Contrast recognition: This is a module that can give full play to mathematical operation theory. According to different characteristics, different mathematical distance functions are selected. The famous comparison methods are: European spatial comparison method, relaxation method, dynamic programming method (DP), and the establishment and comparison of neural network-like databases, hmm (hidden Markov model) and other famous methods. In order to make the recognition results more stable, some people also put forward the so-called expert system, which makes use of the differences and complementarities of various feature comparison methods to make the recognition results have particularly high confidence.

Text post-processing: Because the recognition rate of OCR cannot reach 100%, or in order to strengthen the correctness and confidence value of comparison, some functions of debugging and even helping to correct errors have become essential modules in OCR system. Word post-processing is an example. Using the compared recognized words and their possible similar candidate words, the most logical words can be found and corrected according to the recognized words before and after.

Thesaurus: A thesaurus established for word post-processing.

Manual correction: the last level of OCR. Before that, users may just hold the mouse and follow the rhythm of software design, or just watch.

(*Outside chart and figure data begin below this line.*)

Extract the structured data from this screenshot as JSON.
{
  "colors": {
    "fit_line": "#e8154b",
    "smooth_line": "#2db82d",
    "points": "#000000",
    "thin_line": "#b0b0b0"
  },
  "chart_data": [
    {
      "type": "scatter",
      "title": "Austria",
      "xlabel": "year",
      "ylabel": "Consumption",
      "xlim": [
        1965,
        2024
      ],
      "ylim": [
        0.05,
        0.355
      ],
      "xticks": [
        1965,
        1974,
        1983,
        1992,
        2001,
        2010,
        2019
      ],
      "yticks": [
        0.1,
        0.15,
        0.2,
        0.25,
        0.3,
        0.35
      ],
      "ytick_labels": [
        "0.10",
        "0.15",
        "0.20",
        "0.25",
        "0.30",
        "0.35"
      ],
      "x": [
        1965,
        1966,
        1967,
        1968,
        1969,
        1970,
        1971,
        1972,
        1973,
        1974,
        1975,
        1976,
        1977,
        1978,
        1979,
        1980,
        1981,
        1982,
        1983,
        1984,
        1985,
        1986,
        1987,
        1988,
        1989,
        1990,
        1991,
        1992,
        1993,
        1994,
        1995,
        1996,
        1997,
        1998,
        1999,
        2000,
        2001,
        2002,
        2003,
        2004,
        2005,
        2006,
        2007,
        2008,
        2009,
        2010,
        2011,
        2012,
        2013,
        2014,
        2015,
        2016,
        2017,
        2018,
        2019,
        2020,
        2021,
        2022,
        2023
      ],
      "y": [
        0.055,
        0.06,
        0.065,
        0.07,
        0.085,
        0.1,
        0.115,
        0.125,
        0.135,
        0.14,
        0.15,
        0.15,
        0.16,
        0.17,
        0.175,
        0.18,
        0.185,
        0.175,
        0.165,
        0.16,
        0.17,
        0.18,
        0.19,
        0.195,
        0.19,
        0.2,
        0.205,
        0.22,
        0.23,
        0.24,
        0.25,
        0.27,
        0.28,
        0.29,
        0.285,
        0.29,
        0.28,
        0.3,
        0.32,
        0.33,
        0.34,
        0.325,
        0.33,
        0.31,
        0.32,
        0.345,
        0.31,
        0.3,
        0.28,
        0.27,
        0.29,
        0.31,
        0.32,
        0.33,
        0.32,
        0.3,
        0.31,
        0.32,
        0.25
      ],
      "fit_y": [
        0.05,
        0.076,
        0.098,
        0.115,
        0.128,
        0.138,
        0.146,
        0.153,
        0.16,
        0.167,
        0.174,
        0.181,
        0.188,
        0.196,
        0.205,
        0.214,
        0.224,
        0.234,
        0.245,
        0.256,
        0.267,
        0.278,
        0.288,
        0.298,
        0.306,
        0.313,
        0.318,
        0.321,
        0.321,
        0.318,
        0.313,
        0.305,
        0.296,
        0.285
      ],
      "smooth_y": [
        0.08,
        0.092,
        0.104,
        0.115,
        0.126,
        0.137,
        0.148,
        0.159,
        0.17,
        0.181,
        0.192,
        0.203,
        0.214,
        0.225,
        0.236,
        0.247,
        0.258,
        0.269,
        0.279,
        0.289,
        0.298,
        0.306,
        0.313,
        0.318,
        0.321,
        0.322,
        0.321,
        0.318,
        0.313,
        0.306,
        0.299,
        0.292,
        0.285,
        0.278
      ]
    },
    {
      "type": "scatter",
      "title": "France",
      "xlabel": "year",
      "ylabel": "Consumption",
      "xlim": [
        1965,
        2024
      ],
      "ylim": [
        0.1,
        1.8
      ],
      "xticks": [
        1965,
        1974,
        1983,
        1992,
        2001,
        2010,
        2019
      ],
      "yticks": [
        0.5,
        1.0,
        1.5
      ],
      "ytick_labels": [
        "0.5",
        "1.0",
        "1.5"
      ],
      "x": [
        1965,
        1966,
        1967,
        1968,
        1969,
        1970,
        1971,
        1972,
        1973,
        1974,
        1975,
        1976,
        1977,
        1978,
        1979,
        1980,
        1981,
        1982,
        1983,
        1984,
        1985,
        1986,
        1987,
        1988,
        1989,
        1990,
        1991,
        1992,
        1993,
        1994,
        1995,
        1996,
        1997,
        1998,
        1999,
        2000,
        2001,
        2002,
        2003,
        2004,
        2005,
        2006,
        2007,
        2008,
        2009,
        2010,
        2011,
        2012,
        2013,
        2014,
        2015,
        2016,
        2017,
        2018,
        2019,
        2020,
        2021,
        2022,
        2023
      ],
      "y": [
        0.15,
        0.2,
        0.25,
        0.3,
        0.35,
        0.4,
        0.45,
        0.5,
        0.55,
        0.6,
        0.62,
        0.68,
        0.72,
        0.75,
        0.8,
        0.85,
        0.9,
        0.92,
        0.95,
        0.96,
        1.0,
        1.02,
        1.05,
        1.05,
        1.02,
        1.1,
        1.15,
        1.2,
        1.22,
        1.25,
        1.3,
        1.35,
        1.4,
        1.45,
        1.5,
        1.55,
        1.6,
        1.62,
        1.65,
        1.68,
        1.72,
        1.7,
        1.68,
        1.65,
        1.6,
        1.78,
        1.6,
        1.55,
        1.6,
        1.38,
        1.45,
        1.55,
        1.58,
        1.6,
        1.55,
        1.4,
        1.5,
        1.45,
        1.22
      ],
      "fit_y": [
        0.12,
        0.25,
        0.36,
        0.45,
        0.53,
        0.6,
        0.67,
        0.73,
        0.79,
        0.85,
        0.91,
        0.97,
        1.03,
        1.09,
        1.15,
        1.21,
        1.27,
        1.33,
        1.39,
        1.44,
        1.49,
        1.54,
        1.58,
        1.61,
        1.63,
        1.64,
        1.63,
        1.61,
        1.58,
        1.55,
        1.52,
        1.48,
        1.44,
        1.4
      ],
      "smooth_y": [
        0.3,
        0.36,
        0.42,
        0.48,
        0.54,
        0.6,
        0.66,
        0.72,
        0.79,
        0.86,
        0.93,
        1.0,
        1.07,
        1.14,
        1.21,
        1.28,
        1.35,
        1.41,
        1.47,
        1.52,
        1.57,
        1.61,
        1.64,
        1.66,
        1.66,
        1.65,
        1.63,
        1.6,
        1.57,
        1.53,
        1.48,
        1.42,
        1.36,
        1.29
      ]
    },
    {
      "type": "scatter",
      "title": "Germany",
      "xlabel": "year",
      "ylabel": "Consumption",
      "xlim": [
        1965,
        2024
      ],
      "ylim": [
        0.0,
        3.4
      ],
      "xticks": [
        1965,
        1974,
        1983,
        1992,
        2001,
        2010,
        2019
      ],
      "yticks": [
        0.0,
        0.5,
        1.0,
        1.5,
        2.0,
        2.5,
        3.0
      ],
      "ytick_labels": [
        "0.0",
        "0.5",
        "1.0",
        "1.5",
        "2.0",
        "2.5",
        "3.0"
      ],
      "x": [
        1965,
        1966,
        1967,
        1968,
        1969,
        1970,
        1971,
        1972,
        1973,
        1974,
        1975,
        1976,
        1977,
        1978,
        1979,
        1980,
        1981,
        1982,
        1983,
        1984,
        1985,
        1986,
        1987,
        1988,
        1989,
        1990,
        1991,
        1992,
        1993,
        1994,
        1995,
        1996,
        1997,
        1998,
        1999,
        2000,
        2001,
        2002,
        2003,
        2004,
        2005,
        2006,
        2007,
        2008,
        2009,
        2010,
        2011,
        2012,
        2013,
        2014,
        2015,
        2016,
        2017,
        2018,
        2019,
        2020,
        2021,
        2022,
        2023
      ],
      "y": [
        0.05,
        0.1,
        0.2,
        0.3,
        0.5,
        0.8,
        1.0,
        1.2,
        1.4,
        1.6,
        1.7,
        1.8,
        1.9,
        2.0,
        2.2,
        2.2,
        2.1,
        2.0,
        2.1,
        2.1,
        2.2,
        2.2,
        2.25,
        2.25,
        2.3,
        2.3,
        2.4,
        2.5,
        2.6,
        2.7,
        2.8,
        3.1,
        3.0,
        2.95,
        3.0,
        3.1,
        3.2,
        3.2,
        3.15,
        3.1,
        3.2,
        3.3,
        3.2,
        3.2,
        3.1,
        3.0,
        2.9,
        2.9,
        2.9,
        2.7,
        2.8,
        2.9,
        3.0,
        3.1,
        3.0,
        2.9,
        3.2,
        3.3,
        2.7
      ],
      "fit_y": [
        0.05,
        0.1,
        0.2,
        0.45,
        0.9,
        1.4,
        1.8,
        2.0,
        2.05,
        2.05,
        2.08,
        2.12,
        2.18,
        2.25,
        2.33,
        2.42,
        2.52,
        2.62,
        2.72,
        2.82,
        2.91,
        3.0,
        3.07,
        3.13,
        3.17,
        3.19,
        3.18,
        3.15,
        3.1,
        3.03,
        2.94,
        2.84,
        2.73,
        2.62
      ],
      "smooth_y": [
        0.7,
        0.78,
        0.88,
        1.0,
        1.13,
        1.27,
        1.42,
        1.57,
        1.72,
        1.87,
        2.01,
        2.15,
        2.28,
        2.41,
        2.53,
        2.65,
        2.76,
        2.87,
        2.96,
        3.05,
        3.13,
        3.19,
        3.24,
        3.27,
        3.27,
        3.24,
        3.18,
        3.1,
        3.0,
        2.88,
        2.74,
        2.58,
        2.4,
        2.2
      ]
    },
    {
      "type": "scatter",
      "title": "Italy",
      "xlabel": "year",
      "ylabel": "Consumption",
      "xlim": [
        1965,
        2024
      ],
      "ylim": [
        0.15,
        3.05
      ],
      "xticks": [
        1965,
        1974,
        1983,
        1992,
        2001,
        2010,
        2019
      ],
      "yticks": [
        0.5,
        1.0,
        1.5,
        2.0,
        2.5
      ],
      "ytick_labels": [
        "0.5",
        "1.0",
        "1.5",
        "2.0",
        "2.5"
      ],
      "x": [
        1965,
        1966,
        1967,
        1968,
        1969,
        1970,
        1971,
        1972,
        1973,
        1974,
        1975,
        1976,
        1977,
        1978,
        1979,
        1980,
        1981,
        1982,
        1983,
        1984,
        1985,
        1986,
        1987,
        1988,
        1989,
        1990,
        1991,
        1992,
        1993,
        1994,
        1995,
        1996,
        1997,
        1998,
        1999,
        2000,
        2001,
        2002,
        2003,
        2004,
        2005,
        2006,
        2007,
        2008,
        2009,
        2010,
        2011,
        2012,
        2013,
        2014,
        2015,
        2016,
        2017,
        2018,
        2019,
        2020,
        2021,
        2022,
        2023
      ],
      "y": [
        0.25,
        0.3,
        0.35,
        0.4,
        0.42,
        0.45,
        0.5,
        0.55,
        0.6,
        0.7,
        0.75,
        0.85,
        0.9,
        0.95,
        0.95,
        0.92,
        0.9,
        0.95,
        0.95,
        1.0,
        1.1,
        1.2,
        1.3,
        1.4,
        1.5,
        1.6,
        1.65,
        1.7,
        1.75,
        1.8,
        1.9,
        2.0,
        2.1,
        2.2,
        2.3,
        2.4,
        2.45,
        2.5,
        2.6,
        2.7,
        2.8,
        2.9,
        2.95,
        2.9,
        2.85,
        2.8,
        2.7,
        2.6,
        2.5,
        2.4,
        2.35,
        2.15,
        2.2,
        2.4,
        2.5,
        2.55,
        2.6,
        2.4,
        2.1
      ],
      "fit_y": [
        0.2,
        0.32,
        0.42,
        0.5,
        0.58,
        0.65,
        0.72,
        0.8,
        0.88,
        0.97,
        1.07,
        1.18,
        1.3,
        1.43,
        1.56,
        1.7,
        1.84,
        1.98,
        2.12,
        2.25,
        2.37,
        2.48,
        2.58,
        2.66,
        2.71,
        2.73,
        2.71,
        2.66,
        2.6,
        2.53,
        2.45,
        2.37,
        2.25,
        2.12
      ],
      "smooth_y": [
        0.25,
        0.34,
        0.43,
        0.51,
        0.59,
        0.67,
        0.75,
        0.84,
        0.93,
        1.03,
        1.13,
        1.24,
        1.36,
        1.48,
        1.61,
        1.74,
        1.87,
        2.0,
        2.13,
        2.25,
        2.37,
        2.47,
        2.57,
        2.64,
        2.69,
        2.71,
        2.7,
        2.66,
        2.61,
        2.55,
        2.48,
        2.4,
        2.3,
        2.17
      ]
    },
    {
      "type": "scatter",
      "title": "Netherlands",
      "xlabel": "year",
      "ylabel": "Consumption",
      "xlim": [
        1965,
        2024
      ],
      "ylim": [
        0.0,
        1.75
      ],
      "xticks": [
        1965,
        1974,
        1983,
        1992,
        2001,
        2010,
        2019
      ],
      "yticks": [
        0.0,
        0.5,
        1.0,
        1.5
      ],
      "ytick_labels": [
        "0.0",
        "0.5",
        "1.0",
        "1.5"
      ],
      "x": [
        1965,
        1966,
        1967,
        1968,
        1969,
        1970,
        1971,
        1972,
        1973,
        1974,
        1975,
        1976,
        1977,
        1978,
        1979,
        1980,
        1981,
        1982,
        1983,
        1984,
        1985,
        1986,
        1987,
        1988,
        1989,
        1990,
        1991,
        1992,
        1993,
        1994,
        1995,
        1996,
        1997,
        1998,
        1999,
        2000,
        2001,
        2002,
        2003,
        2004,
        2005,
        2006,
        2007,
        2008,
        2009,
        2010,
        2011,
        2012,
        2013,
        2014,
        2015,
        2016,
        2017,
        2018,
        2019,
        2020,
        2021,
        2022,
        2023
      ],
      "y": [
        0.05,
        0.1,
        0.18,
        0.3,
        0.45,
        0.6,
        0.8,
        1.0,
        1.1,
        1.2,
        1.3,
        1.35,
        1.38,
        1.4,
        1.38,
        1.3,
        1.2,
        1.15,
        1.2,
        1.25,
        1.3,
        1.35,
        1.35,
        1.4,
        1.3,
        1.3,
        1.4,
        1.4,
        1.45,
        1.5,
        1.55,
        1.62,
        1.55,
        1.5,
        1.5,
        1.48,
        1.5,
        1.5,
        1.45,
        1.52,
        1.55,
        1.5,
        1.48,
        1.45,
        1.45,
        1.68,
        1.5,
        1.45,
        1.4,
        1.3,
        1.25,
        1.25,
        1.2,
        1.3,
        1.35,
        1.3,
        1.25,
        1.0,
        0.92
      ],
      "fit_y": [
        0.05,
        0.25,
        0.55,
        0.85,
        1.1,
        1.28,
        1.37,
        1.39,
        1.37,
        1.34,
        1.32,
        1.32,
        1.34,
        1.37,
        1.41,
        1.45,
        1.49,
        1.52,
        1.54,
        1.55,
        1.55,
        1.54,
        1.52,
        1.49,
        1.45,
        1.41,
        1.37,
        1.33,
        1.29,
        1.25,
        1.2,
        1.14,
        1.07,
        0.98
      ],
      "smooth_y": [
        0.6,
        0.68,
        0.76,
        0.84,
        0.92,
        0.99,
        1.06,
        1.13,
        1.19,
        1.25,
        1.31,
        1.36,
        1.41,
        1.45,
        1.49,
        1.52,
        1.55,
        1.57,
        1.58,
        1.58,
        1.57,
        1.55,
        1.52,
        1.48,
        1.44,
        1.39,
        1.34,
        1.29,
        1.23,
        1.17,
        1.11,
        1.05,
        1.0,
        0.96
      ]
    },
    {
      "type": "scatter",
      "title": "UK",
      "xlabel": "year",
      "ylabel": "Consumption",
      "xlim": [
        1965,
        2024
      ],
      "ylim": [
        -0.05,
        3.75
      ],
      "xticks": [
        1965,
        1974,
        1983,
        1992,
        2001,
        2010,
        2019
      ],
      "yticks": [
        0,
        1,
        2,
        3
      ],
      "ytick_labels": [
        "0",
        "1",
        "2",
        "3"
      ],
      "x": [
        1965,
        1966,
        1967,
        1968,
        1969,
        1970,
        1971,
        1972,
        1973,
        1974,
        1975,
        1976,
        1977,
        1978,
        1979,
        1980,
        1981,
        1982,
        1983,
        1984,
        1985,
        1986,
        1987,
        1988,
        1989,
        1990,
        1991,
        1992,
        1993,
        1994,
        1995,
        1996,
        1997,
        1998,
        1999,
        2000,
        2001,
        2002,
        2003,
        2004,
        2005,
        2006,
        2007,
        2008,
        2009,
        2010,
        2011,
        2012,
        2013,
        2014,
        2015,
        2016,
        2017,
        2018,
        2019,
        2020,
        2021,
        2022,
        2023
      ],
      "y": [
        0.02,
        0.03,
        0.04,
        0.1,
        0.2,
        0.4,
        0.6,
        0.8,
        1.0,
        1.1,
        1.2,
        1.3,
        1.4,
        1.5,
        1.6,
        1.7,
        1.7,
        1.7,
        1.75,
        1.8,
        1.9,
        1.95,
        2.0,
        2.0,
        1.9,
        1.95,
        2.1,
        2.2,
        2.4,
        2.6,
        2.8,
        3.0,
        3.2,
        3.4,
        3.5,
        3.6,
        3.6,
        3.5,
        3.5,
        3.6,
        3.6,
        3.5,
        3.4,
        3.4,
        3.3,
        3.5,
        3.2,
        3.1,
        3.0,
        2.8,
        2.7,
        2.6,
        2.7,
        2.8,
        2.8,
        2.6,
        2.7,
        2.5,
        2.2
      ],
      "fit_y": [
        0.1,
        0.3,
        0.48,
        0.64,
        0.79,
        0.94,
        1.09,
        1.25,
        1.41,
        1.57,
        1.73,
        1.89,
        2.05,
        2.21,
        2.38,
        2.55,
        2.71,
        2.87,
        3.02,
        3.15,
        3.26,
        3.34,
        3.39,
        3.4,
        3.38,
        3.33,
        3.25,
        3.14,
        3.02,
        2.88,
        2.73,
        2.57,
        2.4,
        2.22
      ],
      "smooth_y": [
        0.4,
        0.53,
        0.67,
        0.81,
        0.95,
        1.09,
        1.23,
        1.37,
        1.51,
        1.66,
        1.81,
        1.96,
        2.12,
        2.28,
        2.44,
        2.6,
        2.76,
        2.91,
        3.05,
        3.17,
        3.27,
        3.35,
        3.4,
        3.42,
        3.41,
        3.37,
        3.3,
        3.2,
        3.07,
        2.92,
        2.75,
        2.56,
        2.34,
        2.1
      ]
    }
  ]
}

Here, it may take the user's spirit and time to correct or even find out the possible problems of OCR. A good OCR software not only has a stable image processing and recognition core to reduce the error rate, but also the operation flow and function of manual correction affect the processing efficiency of OCR. Therefore, the comparison between the text image and the recognized characters, the position of the screen information, the candidate character function of each recognized character, the function of refusing to recognize the characters, and the potentially problematic characters are specially marked after the text post-processing. Are designed for users to use the keyboard as little as possible. Of course, it doesn't mean that the text that the system doesn't display is necessarily correct, just like the staff that is completely input by the keyboard will make mistakes. At this time, it depends entirely on the needs of users.

Result output: Actually, output is a very simple matter, but it depends on what users do with OCR. Some people only want the text file to be reused as a part of the text, so as long as the general text file is exactly the same as the input file, some people want to reproduce the original text, and some people pay attention to the text in the table, so they should combine Excel and other software. No matter how it changes, it is only a change in the format of the output file.

Supplement: Of course you can delete it if you don't need it!